Growing Business Brand Co-Starring ‘Good Bones’ – Inside Indiana Business

Mina Starsiak Hawk became a household name thanks to her HGTV show “Good Bones,” which premiered in 2016 and is currently in its seventh season. But Hawk, who was named to the first Indiana 250 by IBJ Media, is going solo with her own spinoff show, “Good Bones: Risky Business,” which airs next month. This is in addition to running his own retail business in the southern part of Indianapolis.

Hawk talked about his new series and growing his business with Around INdiana reporter Mary-Rachel Redman.

‘Good Bones: Risky Business’ focuses on Hawk’s efforts to revitalize what she says is one of Indianapolis’ oldest homes, located in the Fountain Square neighborhood southeast of downtown Indy.

This house has changed hands [from] probably half a dozen investors over the last decade, maybe, and they would start a little bit of work and then there would be a problem, or they were out of state and there were squatters,” she said. “It has been set on fire several times. So it’s definitely a little different now.

The property totals around 6,700 square feet between the main house and the shed, and Hawk says the investment to renovate the property is over $1 million.

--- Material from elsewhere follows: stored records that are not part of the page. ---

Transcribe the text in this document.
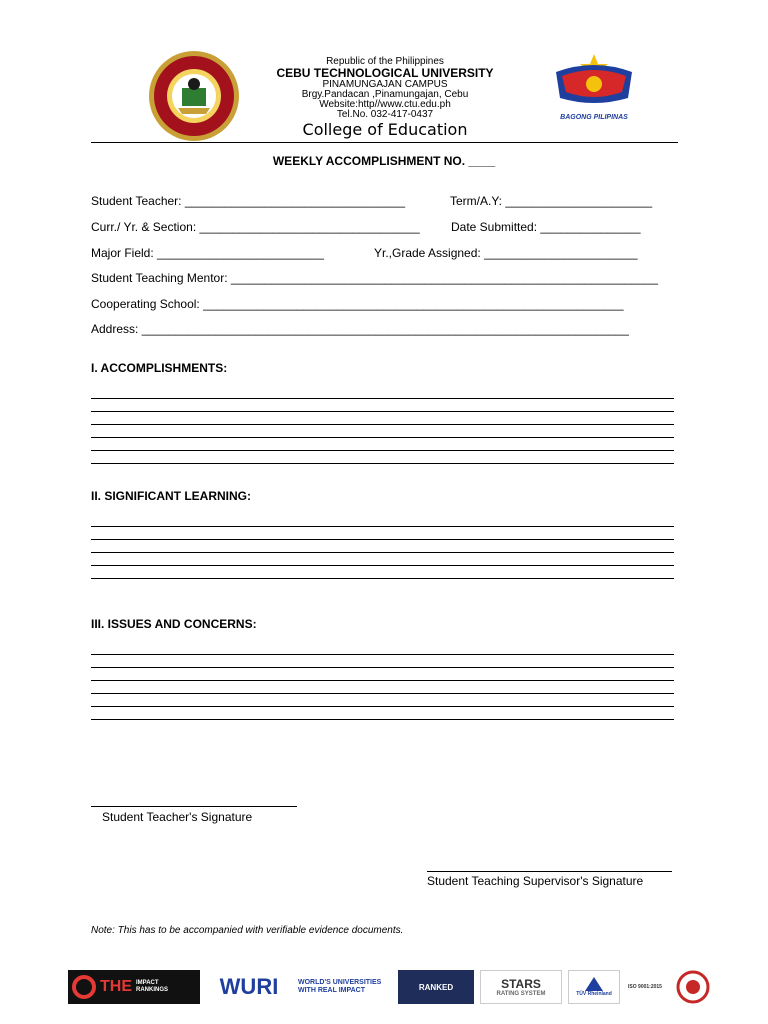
BAGONG PILIPINAS
Republic of the Philippines
CEBU TECHNOLOGICAL UNIVERSITY
PINAMUNGAJAN CAMPUS
Brgy.Pandacan ,Pinamungajan, Cebu
Website:http//www.ctu.edu.ph
Tel.No. 032-417-0437
College of Education
WEEKLY ACCOMPLISHMENT NO. ____
Student Teacher: _________________________________	Term/A.Y: ______________________
Curr./ Yr. & Section: _________________________________	Date Submitted: _______________
Major Field: _________________________	Yr.,Grade Assigned: _______________________
Student Teaching Mentor: ________________________________________________________________
Cooperating School: _______________________________________________________________
Address: _________________________________________________________________________
I. ACCOMPLISHMENTS:
II. SIGNIFICANT LEARNING:
III. ISSUES AND CONCERNS:
Student Teacher's Signature
Student Teaching Supervisor's Signature
Note: This has to be accompanied with verifiable evidence documents.
THE IMPACT RANKINGS	WURI	WORLD'S UNIVERSITIES WITH REAL IMPACT	RANKED	STARS
RATING SYSTEM	TÜV Rheinland
ISO 9001:2015
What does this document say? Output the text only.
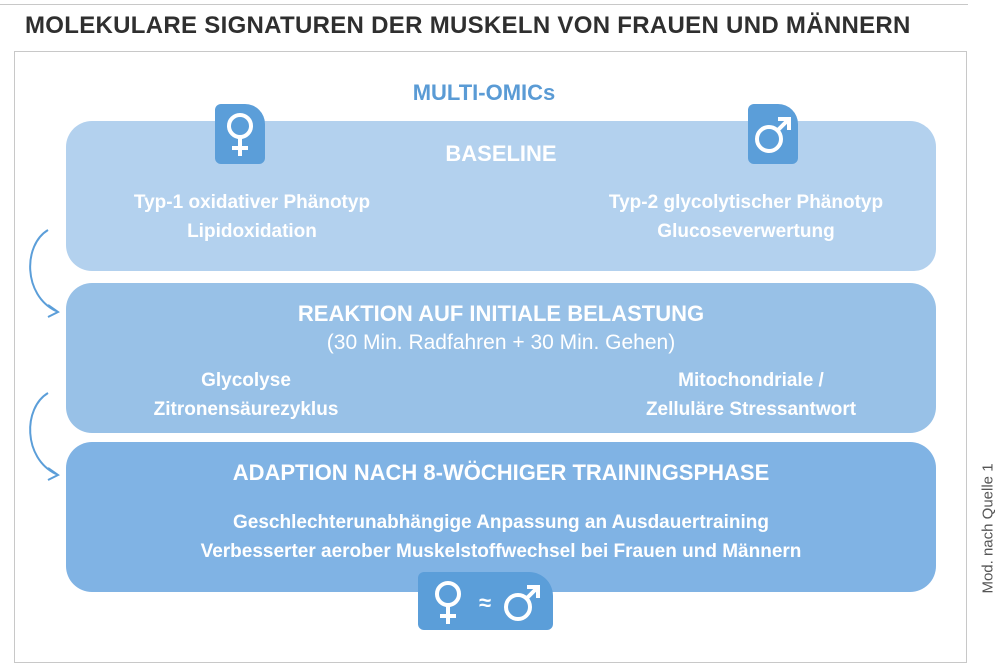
MOLEKULARE SIGNATUREN DER MUSKELN VON FRAUEN UND MÄNNERN
MULTI-OMICs
BASELINE
Typ-1 oxidativer Phänotyp
Lipidoxidation
Typ-2 glycolytischer Phänotyp
Glucoseverwertung
REAKTION AUF INITIALE BELASTUNG
(30 Min. Radfahren + 30 Min. Gehen)
Glycolyse
Zitronensäurezyklus
Mitochondriale /
Zelluläre Stressantwort
ADAPTION NACH 8-WÖCHIGER TRAININGSPHASE
Geschlechterunabhängige Anpassung an Ausdauertraining
Verbesserter aerober Muskelstoffwechsel bei Frauen und Männern
≈
Mod. nach Quelle 1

For comparison, she says an average renovation on “Good Bones” costs about $300,000 for a 1,200 to 1,400 square foot home.

In addition to his two television shows, Hawk is also a co-owner of Two Chicks District Co., which sells a variety of home décor and furniture items, as well as a bistro. She says opening the store was a difficult process.

“There are a lot of moving parts, and retail is tough, especially brick and mortar,” she said. “We opened a brick and mortar [store] in the midst of COVID. It was our two year anniversary in June. Above all, given these circumstances, the store is doing very well.

Hawk also has an impact on women by speaking out about issues that many don’t like to talk about, like infertility.

“When I started talking about things and I got thousands of messages from women saying, ‘Thank you for talking about this. It makes me feel better about XYZ,” or “It makes me feel like I can talk about it,” because it’s something easy for me, I’ll do it. I didn’t really realize how many people really struggle to talk about infertility or babies or plastic surgery or weight loss or weight gain or being a woman in construction [industry].”

“Good Bones: Risky Business” premieres September 6.